The erect, agile 83-year-old says gardening is her only exercise.
This along with the jet black pony tail and waxed brows make
it difficult to believe that she had already retired when
she started the flower arranging group at the Horticultural
Society two decades ago. (She worked at the Ministry of Works
for almost 40 years and was the first woman head of a division
when she left). I'd have liked to discuss the early "struggle"
of women in management positions in Trinidad and Tobago's
public sector. But Lashley wasn't having it. She's spent her
day cutting flowers from her garden for sale at the Society's
Lady Chancellor Hill Flower Market and making notes for our
interview. The flower arranging group will commemorate its
20th anniversary next week. And that's what I was there to
talk about, she reminded.
"January 1988," she starts. "We asked what
groups people would be interested in joining. 14 wanted to
do flower arranging." By then she had already been a
member of the Society for 16 years. The idea of composing
centerpieces or decorating church halls caught her fancy,
but, really, horticulture was her thing. Yet she dove into
the task of organising and inspiring the group. Pearl Clarke
Alfred (Lashley is particular about every single name, every
single date) offered basic tuition to a small group for a
few months. Then Lorraine Mahabal and Laurel Mc Dowel took
over. A core group learned the basics. Attracting advanced
trainers and increased participation was more difficult. There
was a shaky start in which the group tried everything from
sessions on arrangements for bridal parties to competitions
with attractive prizes to generate enthusiasm.
"In the meantime I wasn't wasting time," Lashley
said. She bought book after book by English authors.
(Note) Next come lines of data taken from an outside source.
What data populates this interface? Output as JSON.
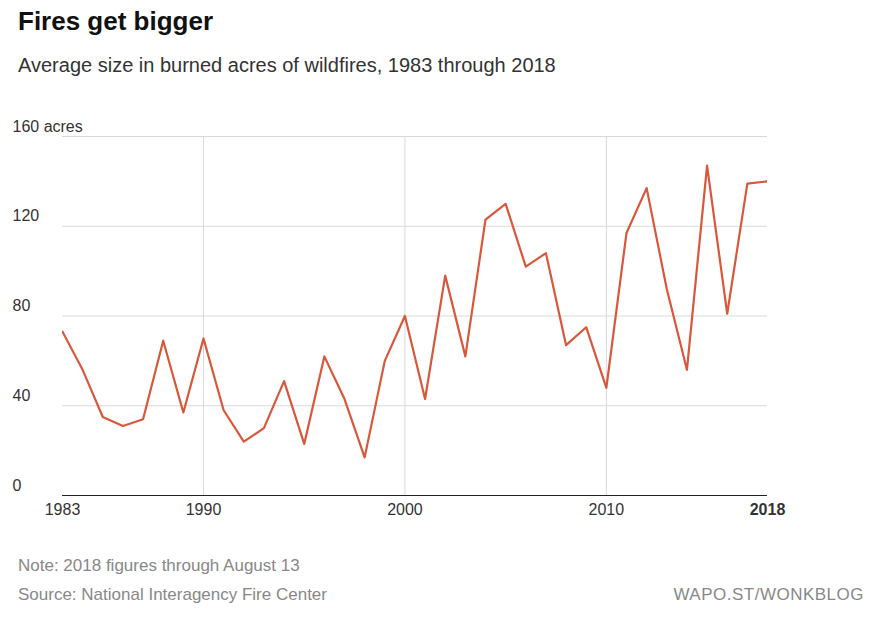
{
  "chart_data": {
    "type": "line",
    "title": "Fires get bigger",
    "subtitle": "Average size in burned acres of wildfires, 1983 through 2018",
    "note": "Note: 2018 figures through August 13",
    "source": "Source: National Interagency Fire Center",
    "credit": "WAPO.ST/WONKBLOG",
    "x": [
      1983,
      1984,
      1985,
      1986,
      1987,
      1988,
      1989,
      1990,
      1991,
      1992,
      1993,
      1994,
      1995,
      1996,
      1997,
      1998,
      1999,
      2000,
      2001,
      2002,
      2003,
      2004,
      2005,
      2006,
      2007,
      2008,
      2009,
      2010,
      2011,
      2012,
      2013,
      2014,
      2015,
      2016,
      2017,
      2018
    ],
    "values": [
      73,
      56,
      35,
      31,
      34,
      69,
      37,
      70,
      38,
      24,
      30,
      51,
      23,
      62,
      43,
      17,
      60,
      80,
      43,
      98,
      62,
      123,
      130,
      102,
      108,
      67,
      75,
      48,
      117,
      137,
      92,
      56,
      147,
      81,
      139,
      140
    ],
    "color": "#d9573a",
    "xlim": [
      1983,
      2018
    ],
    "xticks": [
      1983,
      1990,
      2000,
      2010,
      2018
    ],
    "ylim": [
      0,
      160
    ],
    "yticks": [
      0,
      40,
      80,
      120,
      {
        "value": 160,
        "label": "160 acres"
      }
    ],
    "grid": true
  }
}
The wastelands
left by World War II bombings inspired a renewed interest
in nature and beauty in London. And the interest in flower
arranging was revived. Arrangers wrote. And Lashley read.
Voraciously. The glimpses that these pages offered opened
a whole new world of possibility in terms of ideas and networking.
In fact a turning point came in 1990 when a friend handed
her a copy of the magazine The Flower Arranger.
"When I opened the book and saw what was happening all
over the world I was amazed that they had moved away from
the methods of the forties. People were shocked to see wood
in flower arranging, fruits and vegetables and so on. It was
like you're going down one road all the time and you turn
a corner and saw all these things you didn't see before. I
promptly started to subscribe and to move the girls forward."
She's as excited about this as a fashionista is about the
latest Cosmo: "The point is," she says, "these
books tell you what's going to happen from month to month."